Angiotensin II-induced growth signaling mechanisms were investigated in vascular smooth muscle cells (VSMCs) from mesenteric arteries of sponteneously hypertensive (SHR) and Wistar-Kyoto rats (WKY). In WKY, angiotensin II significantly increased protein synthesis ([3H]leucine incorporation) but not DNA synthesis ([3H]thymidine incorporation). In SHR, angiotensin II increased protein and DNA synthesis. VSMCs from both strains expressed angiotensin type 1 (AT1) and type 2 (AT2) receptors. Losartan (an AT1 receptor antagonist) but not PD-123319 (an AT2 receptor antagonist) attenuated angiotensin II-stimulated protein synthesis in WKY VSMCs. In SHR, losartan and PD-123319 partially inhibited angiotensin II-induced VSMC proliferation. The mitogen-activated protein kinase or extracellular signal-regulated protein kinase (ERK) kinase inhibitor PD-98059 blocked VSMC growth responses to angiotensin II in both strains. Angiotensin II increased ERK1/2 activation more in SHR than WKY, an effect inhibited by losartan but not PD-123319. LY-294002 [a phosphatidylinositol-3 (PI3) kinase inhibitor] blocked angiotensin II-stimulated ERK1/2 activation in SHR but not in WKY, whereas bisindolylmaleimide [a protein kinase C (PKC) inhibitor] was ineffective.
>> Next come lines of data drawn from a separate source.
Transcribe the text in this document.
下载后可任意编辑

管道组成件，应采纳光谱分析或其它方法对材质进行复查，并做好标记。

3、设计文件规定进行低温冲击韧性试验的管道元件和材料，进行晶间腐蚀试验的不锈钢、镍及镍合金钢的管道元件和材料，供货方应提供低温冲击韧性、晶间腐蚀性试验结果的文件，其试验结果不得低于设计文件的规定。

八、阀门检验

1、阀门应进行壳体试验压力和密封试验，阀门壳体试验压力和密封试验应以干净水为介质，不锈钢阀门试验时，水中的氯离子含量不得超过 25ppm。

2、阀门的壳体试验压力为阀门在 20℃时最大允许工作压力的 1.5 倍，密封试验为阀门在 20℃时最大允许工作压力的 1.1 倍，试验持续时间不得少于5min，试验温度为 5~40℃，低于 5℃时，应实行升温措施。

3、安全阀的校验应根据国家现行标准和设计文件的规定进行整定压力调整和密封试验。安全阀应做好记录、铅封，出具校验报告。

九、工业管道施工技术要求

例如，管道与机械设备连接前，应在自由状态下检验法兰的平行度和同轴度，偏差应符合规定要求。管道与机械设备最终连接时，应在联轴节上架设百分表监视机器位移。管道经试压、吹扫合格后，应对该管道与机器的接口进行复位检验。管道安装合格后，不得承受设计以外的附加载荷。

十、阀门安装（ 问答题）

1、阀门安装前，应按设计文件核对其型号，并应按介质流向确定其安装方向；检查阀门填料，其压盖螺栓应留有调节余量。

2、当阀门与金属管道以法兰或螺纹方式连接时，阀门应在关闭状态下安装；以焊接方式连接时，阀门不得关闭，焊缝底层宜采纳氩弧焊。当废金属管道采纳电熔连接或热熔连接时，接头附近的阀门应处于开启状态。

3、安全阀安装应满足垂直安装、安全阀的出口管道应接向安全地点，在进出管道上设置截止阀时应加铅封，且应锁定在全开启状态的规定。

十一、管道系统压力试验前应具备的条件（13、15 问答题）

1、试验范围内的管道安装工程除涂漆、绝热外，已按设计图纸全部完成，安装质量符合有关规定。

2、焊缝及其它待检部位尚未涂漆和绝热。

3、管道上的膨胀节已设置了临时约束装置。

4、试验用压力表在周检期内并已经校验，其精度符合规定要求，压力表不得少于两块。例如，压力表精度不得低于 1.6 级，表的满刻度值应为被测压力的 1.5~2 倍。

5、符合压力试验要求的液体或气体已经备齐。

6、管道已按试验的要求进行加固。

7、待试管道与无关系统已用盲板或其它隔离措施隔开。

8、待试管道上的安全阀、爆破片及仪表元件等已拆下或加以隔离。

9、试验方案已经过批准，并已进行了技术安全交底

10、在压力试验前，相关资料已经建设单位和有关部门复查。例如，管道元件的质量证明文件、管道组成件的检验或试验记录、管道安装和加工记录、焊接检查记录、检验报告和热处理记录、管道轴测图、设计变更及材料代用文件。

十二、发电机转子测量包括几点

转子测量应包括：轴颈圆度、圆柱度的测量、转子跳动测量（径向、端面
In conclusion, angiotensin II stimulates VSMC proliferation via AT1 and AT2 receptors in SHR. In WKY, angiotensin II induces VSMC hypertrophy via AT1receptors. ERK1/2-dependent pathways regulated by intracellular Ca2+ but not PKC mediate these effects. In SHR VSMCs, PI3 kinase plays a role in augmented angiotensin II-induced ERK1/2 phosphorylation. These angiotensin II-mediated signaling events could contribute to vascular remodeling in SHR.